1972 – Pepperdine earns its provisional ABA approval and establishes the Pepperdine Law Review. Barbara McDonald is the journal’s first editor-in-chief.
1973 – The law school relocates to a larger facility in Anaheim, California. Professor Frederick I. Moreau serves as the first Distinguished Visiting Professor. The school’s first moot court dinner — which became the annual Caruso School of Law dinner — is held at the Disneyland Hotel.
1974 – Student Gayle Posner serves as a special intern to United States Supreme Court Chief Justice Warren Burger.
1975 – Pepperdine receives full ABA approval and full State Bar accreditation.
My final interview for admission to Pepperdine was conducted by Dean Phillips himself and I had as teachers, at one time or another, each of the three professors mentioned in the history. In fact, as I recall, I had Jim McGoldrick for several of my classes, at least one each year.
My criminal law instructor during my first year of law school was Orange County’s District Attorney at the time, Cecil Hicks. After I graduated and passed the bar exam in 1975, I was one of three new Deputy DAs that Cecil hired to start working in January 1976. The nearly 10 years I spent working in his office was the best job I’ve ever had in my life.

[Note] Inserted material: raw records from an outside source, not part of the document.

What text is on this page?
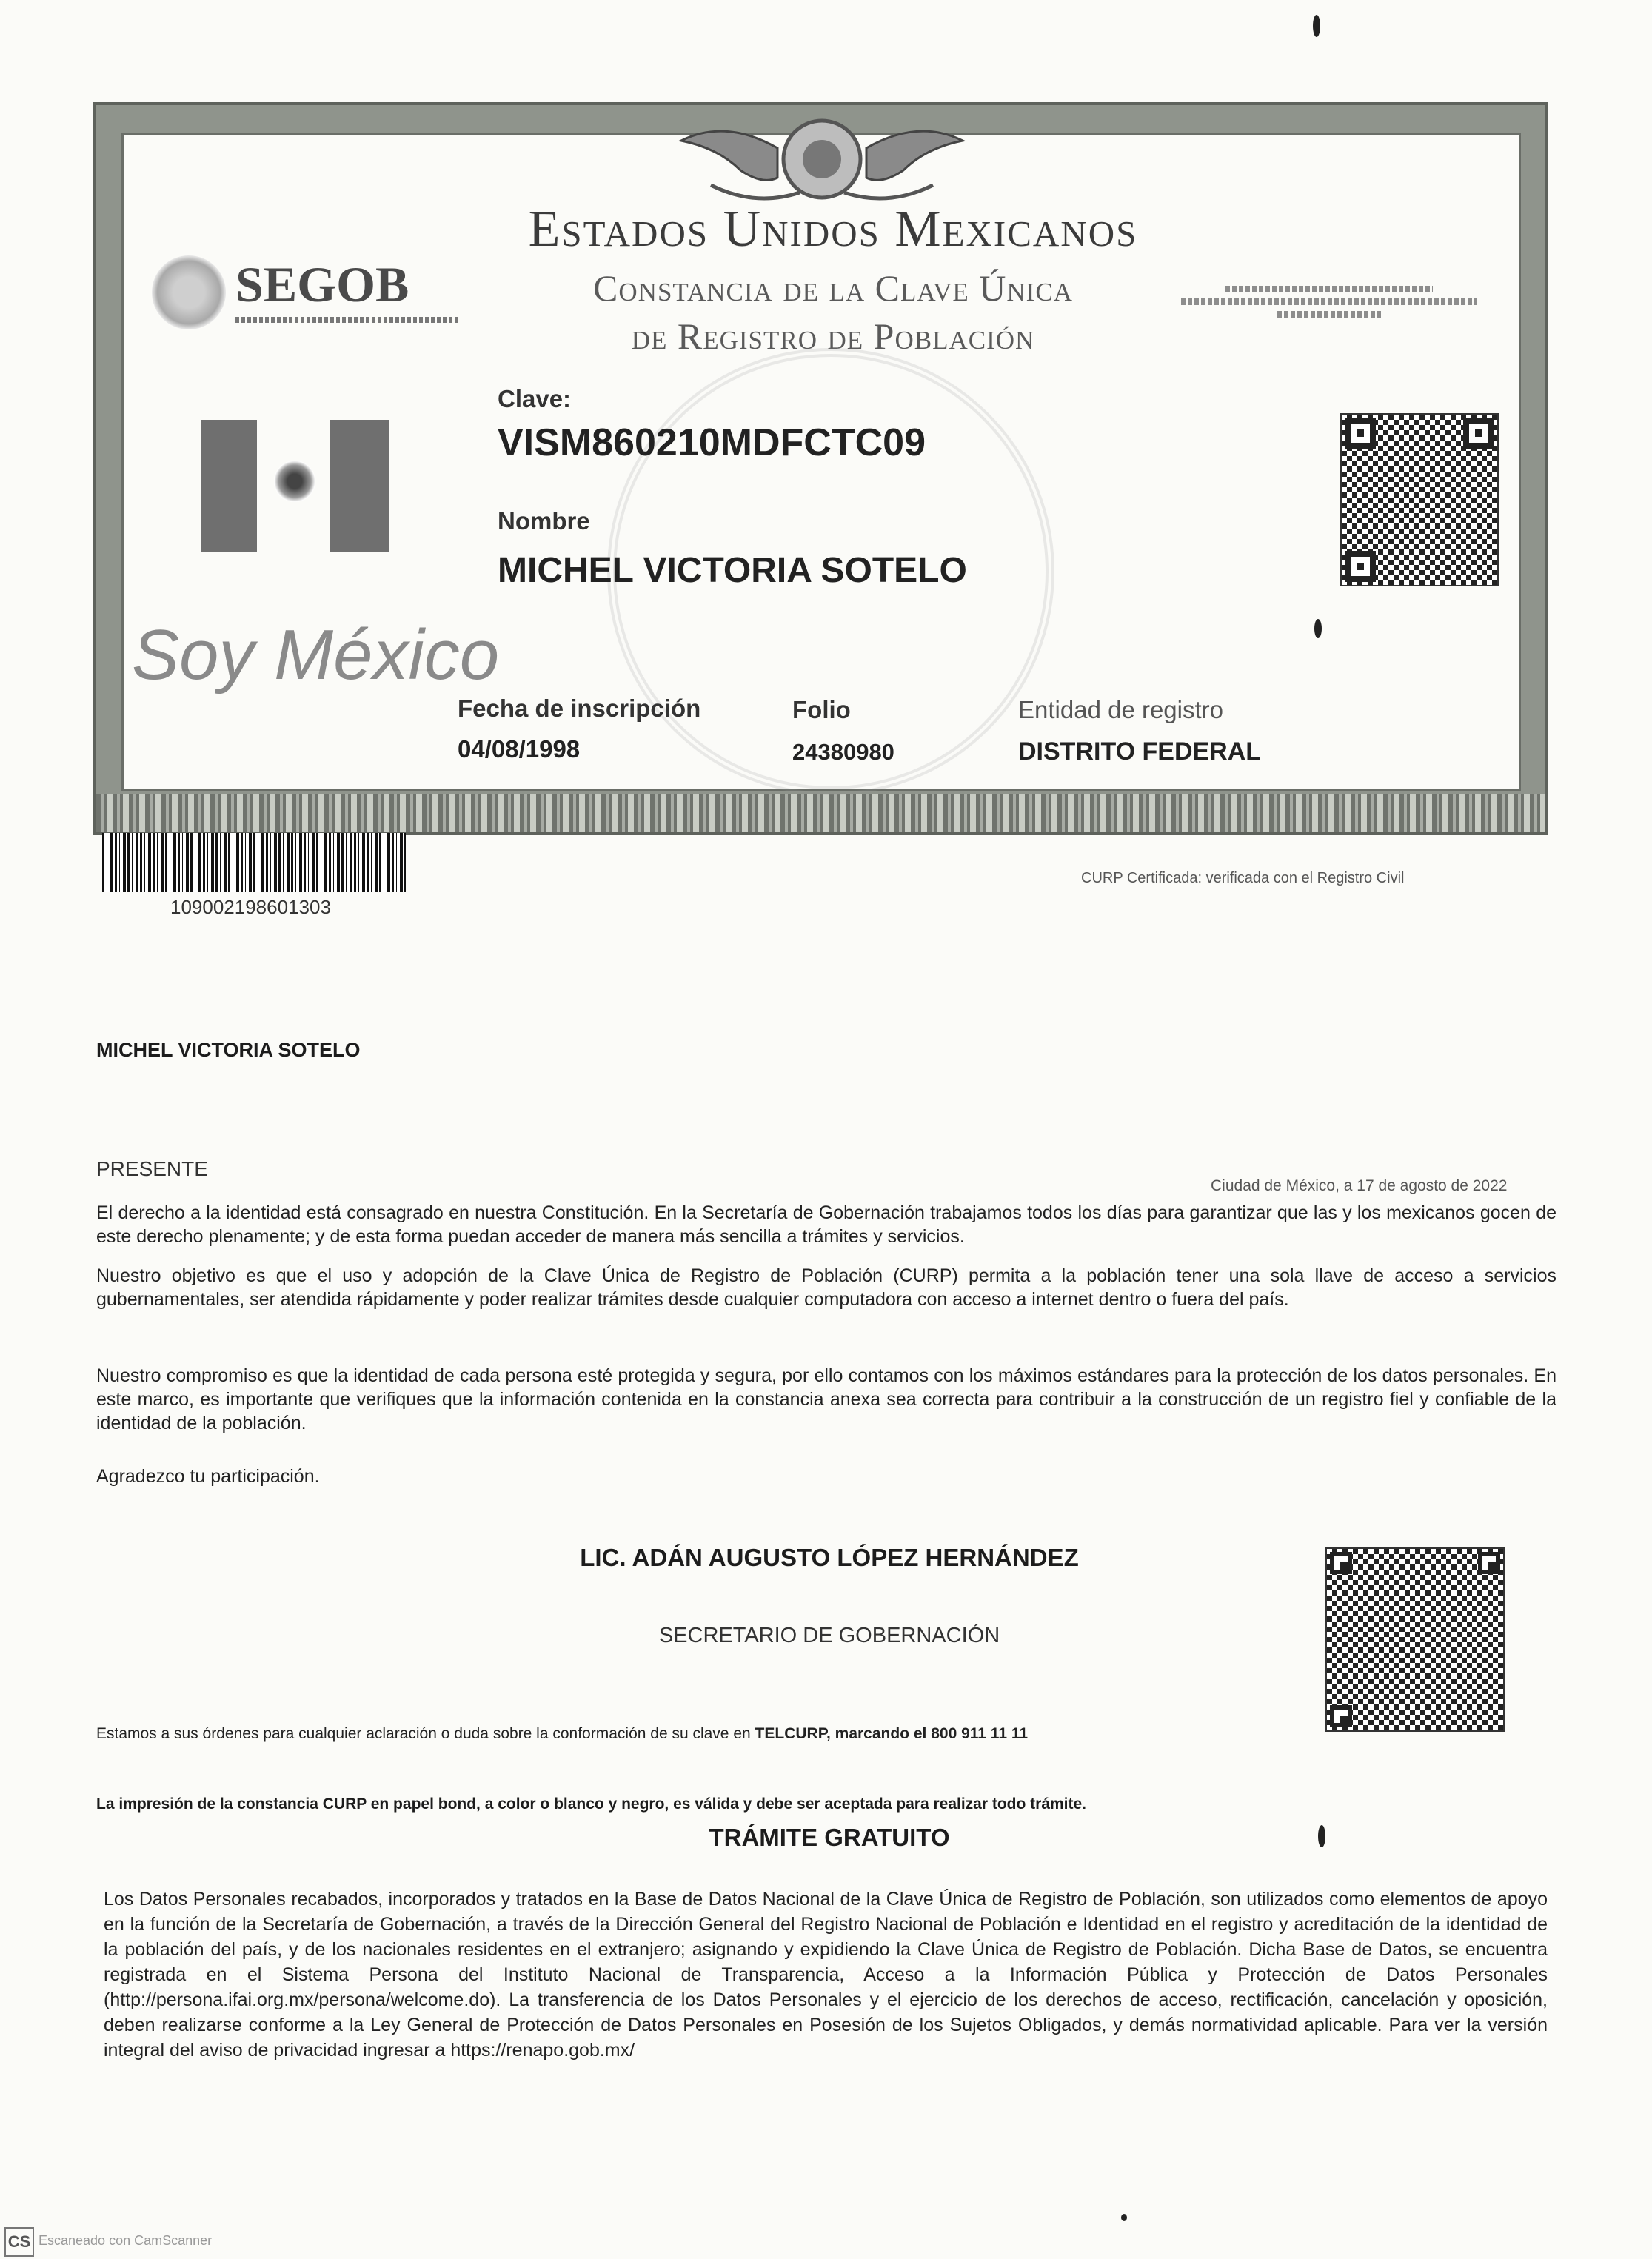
Estados Unidos Mexicanos
Constancia de la Clave Única
de Registro de Población
SEGOB
Soy México
Clave:
VISM860210MDFCTC09
Nombre
MICHEL VICTORIA SOTELO
Fecha de inscripción
04/08/1998
Folio
24380980
Entidad de registro
DISTRITO FEDERAL
109002198601303
CURP Certificada: verificada con el Registro Civil
MICHEL VICTORIA SOTELO
PRESENTE
Ciudad de México, a 17 de agosto de 2022
El derecho a la identidad está consagrado en nuestra Constitución. En la Secretaría de Gobernación trabajamos todos los días para garantizar que las y los mexicanos gocen de este derecho plenamente; y de esta forma puedan acceder de manera más sencilla a trámites y servicios.
Nuestro objetivo es que el uso y adopción de la Clave Única de Registro de Población (CURP) permita a la población tener una sola llave de acceso a servicios gubernamentales, ser atendida rápidamente y poder realizar trámites desde cualquier computadora con acceso a internet dentro o fuera del país.
Nuestro compromiso es que la identidad de cada persona esté protegida y segura, por ello contamos con los máximos estándares para la protección de los datos personales. En este marco, es importante que verifiques que la información contenida en la constancia anexa sea correcta para contribuir a la construcción de un registro fiel y confiable de la identidad de la población.
Agradezco tu participación.
LIC. ADÁN AUGUSTO LÓPEZ HERNÁNDEZ
SECRETARIO DE GOBERNACIÓN
Estamos a sus órdenes para cualquier aclaración o duda sobre la conformación de su clave en TELCURP, marcando el 800 911 11 11
La impresión de la constancia CURP en papel bond, a color o blanco y negro, es válida y debe ser aceptada para realizar todo trámite.
TRÁMITE GRATUITO
Los Datos Personales recabados, incorporados y tratados en la Base de Datos Nacional de la Clave Única de Registro de Población, son utilizados como elementos de apoyo en la función de la Secretaría de Gobernación, a través de la Dirección General del Registro Nacional de Población e Identidad en el registro y acreditación de la identidad de la población del país, y de los nacionales residentes en el extranjero; asignando y expidiendo la Clave Única de Registro de Población. Dicha Base de Datos, se encuentra registrada en el Sistema Persona del Instituto Nacional de Transparencia, Acceso a la Información Pública y Protección de Datos Personales (http://persona.ifai.org.mx/persona/welcome.do). La transferencia de los Datos Personales y el ejercicio de los derechos de acceso, rectificación, cancelación y oposición, deben realizarse conforme a la Ley General de Protección de Datos Personales en Posesión de los Sujetos Obligados, y demás normatividad aplicable. Para ver la versión integral del aviso de privacidad ingresar a https://renapo.gob.mx/
CS Escaneado con CamScanner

I thoroughly enjoyed my law school years, despite having to work full-time during the day and attend classes from 6:30 to 9:30 in the evening, three or four nights a week. I was also heavily involved in school activities, serving as President of the Student Bar Association for academic year 1973-74 …
… and participating in the Pepperdine Moot Court program. I won the Vincent J. Dalsimer Award as the Top Advocate Award of the 1975 Moot Court competition. That award earned me a place as a member of Pepperdine’s team at the Roger J. Traynor California Moot Court Competition held at the University of Pacific McGeorge School of Law in April 1975.
Academically, I graduated cum laude, standing 3rd in my class …
… and was on the Dean’s Honor Roll each year.
I also earned five American Jurisprudence awards, standing first in my class in the individual subjects of torts, contracts, constitutional law, conflict of laws and labor law.
It has been a long time, but I still have fond memories of my law school years.